Flexible insulating materials that are both thermally and mechanically stable, highly transparent, and have low dielectric constants are highly desirable for electronic applications. With these technical needs, a highly disperse inorganic matrix is the most important factor in polyimide–inorganic composites. We report an optimised method for the preparation of a hyperbranched polyimide using HBPI_{BPADA-TAP(Si)}. This method involves modifying the polymer termini by coupling (3-isocyanatopropyl)triethoxysilane to HBPI_{BPADA-TAP(OH)} via the hydroxyl (–OH) groups at peripheral positions of the polymer chain.
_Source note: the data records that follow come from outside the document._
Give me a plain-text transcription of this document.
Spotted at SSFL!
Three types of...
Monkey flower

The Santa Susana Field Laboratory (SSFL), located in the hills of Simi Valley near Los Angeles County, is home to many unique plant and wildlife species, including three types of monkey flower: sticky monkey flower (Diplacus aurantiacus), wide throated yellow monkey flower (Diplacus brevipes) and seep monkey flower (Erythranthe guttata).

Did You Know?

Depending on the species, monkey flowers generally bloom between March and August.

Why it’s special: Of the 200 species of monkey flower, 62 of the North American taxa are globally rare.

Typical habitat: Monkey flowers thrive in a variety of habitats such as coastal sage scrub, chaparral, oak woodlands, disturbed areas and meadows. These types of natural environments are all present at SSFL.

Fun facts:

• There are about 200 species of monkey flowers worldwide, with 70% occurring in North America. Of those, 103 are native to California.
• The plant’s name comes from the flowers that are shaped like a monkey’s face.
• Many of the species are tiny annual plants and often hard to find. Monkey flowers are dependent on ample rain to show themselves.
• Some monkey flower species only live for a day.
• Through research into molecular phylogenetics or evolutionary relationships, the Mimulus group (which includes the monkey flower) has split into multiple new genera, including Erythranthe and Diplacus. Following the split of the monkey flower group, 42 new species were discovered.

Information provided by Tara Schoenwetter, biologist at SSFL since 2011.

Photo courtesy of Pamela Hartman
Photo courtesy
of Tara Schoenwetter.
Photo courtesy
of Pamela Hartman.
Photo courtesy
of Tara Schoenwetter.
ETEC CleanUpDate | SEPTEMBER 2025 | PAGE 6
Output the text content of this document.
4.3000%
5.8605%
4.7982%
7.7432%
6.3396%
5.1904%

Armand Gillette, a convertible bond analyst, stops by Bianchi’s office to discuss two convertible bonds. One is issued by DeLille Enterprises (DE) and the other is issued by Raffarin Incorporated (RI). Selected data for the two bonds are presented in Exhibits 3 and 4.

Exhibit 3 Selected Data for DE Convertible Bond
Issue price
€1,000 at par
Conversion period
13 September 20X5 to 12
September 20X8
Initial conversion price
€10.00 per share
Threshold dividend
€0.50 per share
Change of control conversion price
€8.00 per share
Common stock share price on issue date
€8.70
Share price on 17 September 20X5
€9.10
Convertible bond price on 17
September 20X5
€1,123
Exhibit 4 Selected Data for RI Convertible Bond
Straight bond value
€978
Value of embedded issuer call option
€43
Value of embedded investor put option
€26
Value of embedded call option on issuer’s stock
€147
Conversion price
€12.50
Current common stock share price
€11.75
Then, based on the HBPI_{BPADA-TAP(Si)} with silane-modified termini, linear PI_6FDA-APB(Si) and tetraethoxysilane cross-linking agent were used to prepare ternary composites, PI_6FDA-APB(Si)_HBPI_{BPADA-TAP(Si)}_SiO₂, by sol–gel cross-linking reaction. The dielectric constant (D_k) of PI_6FDA-APB(Si)_HBPI_{BPADA-TAP(Si)}-30%_SiO₂-20% was very low, 2.04, and the optical transparencies of the ternary hybrid composite films also improved over those of similar composites due to the synergistic interactions between HBPI_{BPADA-TAP(Si)} and PI_6FDA-APB(Si) that improves phase dispersion. The highest transparency, 95% at 450 nm, was obtained for PI_6FDA-APB(Si)_HBPI_{BPADA-TAP(Si)}-30%_SiO₂-20%, a significant improvement from that (87%) of the binary composite of PI_6FDA-APB(Si)_SiO₂-20%. The glass transition temperature (T_g) of PI_6FDA-APB(Si)_HBPI_{BPADA-TAP(Si)}-30%_SiO₂-20% is 212.6 °C, which is the highest in the ternary composite series. PI_6FDA-APB(Si)_HBPI_{BPADA-TAP(Si)}-40%_SiO₂-20% has the largest storage modulus, 2952.0 MPa at 180 °C. The tan δ values of the composite films decreased from 0.96 to 0.73 with increasing HBPI_{BPADA-TAP(Si)} content. The ternary hybrid composites with densely cross-linked SiO₂ covalent networks developed in this study have improved dielectric, optical, thermal, and mechanical properties. Our fabrication method paves the way to the facile production of high-performance flexible and transparent electronic circuits that could be used in a broad range of applications in future electronics.